To participate in the development of JudgeGPT, follow these steps:

  1. Clone the repository to your local machine.

  2. Install the required dependencies listed in requirements.txt using pip:

    pip install -r requirements.txt

  3. Launch the Streamlit application:

    streamlit run app.py

Usage

Upon running the application, users are presented with a series of news fragments retrieved from a MongoDB database. Participants are asked to:

  1. Read each news fragment.
  2. Use sliders to rate their perception of the fragment's authenticity (real vs. fake) and source (human vs. machine).
  3. Submit their response, contributing to the research dataset.

This iterative process allows for the collection of valuable data on news authenticity perceptions, feeding into analytical studies aimed at improving AI news generation and detection frameworks.

Language Support and Language Detection

JudgeGPT aims to provide a personalized user experience by automatically determining your language preference to tailor the survey content accordingly. However, should you wish to manually set your preferred language, you can easily change this in the app. Furthermore, it is possible to specify the user language through URL parameters. For instance, to set the language to German, you can use the URL https://judgegpt.streamlit.app/?language=de, or for French, https://judgegpt.streamlit.app/?language=fr.

Currently, JudgeGPT supports the following languages:

  • English (en)
  • German (de)
  • French (fr)
  • Spanish (es)

Project Status

As an early work in progress, JudgeGPT is continuously evolving, with updates and improvements being made regularly. The goal is to expand the scope of the survey, enhance the user interface, and deepen the analytical aspects of the project to provide richer insights into the dynamics of news authenticity in the age of AI.

Contributing

Contributions to JudgeGPT are highly encouraged, whether in the form of code improvements, database enhancements, or analytical methodologies. If interested, please fork the repository and submit pull requests with your proposed changes.

Future Directions and Ideas for Implementation

While JudgeGPT has laid a foundational framework for evaluating perceptions of news authenticity, several exciting ideas remain on the horizon for implementation. These enhancements aim to deepen engagement, enrich the user experience, and provide more nuanced insights into the data collected:

  • Localization: Expanding the platform to support multiple languages and regional content, allowing for a more globally inclusive research scope. This would enable the collection of data across diverse linguistic and cultural contexts, offering a richer understanding of global perceptions of news authenticity.

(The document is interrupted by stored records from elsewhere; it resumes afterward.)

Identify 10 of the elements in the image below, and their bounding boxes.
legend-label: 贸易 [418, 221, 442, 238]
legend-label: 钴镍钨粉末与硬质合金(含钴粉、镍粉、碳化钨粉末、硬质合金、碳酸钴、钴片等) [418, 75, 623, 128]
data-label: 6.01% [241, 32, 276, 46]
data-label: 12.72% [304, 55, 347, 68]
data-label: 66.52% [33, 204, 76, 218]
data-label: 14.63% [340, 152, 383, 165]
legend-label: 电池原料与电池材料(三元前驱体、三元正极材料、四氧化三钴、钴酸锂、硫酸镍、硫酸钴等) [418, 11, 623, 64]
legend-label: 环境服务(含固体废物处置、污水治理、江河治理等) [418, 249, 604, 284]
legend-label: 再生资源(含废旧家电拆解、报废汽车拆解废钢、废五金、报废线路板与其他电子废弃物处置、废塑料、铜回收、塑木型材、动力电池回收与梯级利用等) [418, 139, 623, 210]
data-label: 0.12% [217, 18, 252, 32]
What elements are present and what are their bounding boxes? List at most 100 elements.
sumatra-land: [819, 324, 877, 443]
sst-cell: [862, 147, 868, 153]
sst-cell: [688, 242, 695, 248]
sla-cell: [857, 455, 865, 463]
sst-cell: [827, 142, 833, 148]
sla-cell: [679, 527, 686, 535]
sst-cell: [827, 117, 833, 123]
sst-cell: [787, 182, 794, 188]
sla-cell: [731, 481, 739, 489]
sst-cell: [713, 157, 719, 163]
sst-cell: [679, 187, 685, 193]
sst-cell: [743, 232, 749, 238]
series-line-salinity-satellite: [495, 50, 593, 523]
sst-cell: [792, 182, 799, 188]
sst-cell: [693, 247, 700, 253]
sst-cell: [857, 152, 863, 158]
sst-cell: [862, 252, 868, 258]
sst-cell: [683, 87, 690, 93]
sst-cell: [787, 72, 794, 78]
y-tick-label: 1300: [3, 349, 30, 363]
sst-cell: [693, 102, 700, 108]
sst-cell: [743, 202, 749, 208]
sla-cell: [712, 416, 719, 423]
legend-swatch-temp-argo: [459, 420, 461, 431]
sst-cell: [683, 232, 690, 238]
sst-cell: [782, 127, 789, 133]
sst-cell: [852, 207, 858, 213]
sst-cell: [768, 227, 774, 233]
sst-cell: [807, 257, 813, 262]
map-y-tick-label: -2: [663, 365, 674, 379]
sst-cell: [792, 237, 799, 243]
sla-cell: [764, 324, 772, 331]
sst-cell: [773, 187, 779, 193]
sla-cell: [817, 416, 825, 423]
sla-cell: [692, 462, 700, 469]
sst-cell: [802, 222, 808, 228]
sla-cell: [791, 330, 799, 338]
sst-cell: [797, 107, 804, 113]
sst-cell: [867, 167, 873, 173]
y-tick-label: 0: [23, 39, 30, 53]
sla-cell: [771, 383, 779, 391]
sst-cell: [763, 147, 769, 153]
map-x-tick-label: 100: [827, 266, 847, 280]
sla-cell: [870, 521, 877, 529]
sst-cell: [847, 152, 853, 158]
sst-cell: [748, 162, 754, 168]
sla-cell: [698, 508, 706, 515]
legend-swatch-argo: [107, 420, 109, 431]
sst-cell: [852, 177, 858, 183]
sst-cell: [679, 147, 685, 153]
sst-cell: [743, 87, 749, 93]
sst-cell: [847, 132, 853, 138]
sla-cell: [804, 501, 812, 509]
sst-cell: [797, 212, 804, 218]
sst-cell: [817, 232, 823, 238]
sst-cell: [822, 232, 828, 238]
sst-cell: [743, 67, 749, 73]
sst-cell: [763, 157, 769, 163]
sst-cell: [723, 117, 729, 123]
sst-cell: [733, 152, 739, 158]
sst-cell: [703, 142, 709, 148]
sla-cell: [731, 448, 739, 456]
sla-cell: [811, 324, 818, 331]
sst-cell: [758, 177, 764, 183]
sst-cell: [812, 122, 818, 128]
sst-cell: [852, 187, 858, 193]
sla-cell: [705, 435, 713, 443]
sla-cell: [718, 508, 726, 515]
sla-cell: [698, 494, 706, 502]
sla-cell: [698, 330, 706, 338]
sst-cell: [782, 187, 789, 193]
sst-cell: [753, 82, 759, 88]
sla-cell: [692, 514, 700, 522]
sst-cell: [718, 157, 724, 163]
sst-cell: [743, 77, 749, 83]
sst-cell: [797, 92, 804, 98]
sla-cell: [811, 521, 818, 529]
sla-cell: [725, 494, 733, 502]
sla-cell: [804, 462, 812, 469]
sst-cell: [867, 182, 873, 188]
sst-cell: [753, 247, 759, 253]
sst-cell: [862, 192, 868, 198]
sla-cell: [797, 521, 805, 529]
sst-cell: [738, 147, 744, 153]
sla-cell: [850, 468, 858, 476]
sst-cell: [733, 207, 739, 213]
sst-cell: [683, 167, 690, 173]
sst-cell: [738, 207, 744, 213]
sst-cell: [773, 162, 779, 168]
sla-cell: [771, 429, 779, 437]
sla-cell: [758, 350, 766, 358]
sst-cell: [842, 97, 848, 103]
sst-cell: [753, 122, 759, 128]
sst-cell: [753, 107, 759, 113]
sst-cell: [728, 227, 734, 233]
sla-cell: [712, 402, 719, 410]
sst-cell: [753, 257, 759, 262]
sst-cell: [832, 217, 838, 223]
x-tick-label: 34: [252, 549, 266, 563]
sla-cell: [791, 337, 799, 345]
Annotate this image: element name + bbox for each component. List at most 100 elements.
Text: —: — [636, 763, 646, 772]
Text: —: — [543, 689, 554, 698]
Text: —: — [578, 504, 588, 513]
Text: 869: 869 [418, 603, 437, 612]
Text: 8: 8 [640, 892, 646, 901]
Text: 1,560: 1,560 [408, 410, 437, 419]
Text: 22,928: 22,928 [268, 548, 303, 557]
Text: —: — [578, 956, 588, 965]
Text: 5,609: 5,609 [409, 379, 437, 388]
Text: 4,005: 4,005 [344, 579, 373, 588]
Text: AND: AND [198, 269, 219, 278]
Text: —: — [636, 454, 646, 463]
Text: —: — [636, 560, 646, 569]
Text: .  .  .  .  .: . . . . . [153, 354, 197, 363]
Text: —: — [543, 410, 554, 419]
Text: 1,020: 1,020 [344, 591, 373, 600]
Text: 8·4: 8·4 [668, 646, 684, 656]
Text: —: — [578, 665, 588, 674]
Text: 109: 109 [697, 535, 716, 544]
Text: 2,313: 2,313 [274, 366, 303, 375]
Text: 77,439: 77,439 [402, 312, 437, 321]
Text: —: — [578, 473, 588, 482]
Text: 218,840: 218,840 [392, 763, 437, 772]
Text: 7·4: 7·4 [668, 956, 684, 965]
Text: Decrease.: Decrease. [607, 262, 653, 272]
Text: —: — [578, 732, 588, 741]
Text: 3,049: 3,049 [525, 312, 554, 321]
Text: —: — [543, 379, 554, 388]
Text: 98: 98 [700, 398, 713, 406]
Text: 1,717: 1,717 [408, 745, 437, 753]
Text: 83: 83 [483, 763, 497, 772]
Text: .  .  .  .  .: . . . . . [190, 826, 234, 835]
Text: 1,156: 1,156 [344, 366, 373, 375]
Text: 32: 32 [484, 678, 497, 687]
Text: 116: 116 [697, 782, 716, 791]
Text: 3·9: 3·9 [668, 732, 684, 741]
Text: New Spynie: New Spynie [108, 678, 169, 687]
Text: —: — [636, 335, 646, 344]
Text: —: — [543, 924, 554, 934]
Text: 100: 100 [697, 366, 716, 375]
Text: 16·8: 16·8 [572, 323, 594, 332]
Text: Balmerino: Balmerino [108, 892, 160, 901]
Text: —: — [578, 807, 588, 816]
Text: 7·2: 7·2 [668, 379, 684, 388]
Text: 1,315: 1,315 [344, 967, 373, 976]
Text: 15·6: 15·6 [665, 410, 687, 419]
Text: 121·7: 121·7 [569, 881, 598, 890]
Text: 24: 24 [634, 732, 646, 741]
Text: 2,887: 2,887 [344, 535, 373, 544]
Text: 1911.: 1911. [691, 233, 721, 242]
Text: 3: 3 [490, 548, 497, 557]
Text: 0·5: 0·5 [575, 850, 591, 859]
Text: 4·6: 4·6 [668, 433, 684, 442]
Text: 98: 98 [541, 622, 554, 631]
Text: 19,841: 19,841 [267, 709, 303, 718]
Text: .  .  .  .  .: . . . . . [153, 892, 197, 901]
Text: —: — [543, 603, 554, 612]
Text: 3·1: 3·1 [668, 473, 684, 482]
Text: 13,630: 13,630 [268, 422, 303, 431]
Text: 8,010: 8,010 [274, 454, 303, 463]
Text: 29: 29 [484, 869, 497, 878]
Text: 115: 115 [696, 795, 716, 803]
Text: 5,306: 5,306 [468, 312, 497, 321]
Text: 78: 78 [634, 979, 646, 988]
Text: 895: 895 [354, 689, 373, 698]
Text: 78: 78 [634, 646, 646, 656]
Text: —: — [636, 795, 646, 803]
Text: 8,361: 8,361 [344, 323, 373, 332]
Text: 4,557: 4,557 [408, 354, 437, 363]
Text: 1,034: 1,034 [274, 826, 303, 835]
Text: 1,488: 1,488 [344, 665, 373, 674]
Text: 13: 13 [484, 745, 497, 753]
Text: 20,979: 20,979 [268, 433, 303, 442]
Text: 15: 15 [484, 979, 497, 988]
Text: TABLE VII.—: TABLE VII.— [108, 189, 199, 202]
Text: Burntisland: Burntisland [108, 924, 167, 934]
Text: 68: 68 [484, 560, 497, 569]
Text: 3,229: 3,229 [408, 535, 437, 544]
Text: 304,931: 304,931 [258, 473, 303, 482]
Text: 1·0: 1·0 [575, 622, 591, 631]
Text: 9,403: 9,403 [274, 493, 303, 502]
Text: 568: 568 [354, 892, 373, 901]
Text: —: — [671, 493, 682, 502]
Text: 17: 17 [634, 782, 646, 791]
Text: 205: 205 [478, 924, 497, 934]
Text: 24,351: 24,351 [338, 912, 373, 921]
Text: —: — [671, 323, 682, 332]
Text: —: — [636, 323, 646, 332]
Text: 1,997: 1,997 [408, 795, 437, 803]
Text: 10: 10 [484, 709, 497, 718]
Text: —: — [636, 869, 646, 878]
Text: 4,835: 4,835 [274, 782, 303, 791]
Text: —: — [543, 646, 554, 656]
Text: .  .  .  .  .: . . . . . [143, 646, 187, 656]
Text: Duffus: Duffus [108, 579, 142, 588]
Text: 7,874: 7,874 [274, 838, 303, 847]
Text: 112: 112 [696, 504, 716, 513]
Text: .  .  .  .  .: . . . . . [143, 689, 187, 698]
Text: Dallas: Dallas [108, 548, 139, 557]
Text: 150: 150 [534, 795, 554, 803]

  • Gamification: Introducing elements of gamification to encourage participation and make the evaluation process more engaging. This could include scoring systems, badges, or leaderboards to reward users for their contributions and accuracy in identifying fake vs. real news.

  • (Visualized) Results: Developing an interactive dashboard where participants can view real-time results and insights derived from the collective data. This visualization would not only make the project more transparent but also allow users to understand trends and patterns in news perception.

  • Personalized Feedback Mechanisms: Offering users personalized feedback on their performance, such as how often they correctly identify fake news or how their perceptions align with broader trends. This could further educate users on discerning news authenticity.

License

JudgeGPT is open-source and available under the GNU GPLv3 License. For more details, see the LICENSE file in the repository.

Acknowledgments

This project leverages pymongo for database interactions.

Disclaimer

JudgeGPT is an independent research project and is not affiliated with, endorsed by, or in any way officially connected to OpenAI. The use of "GPT" within our project name is purely for descriptive purposes, indicating the use of generative pre-trained transformer models as a core technology in our research. Our project's explorations and findings are our own and do not reflect the views or positions of OpenAI or its collaborators. We are committed to responsible AI research and adhere to ethical guidelines in all aspects of our work, including the generation and analysis of content.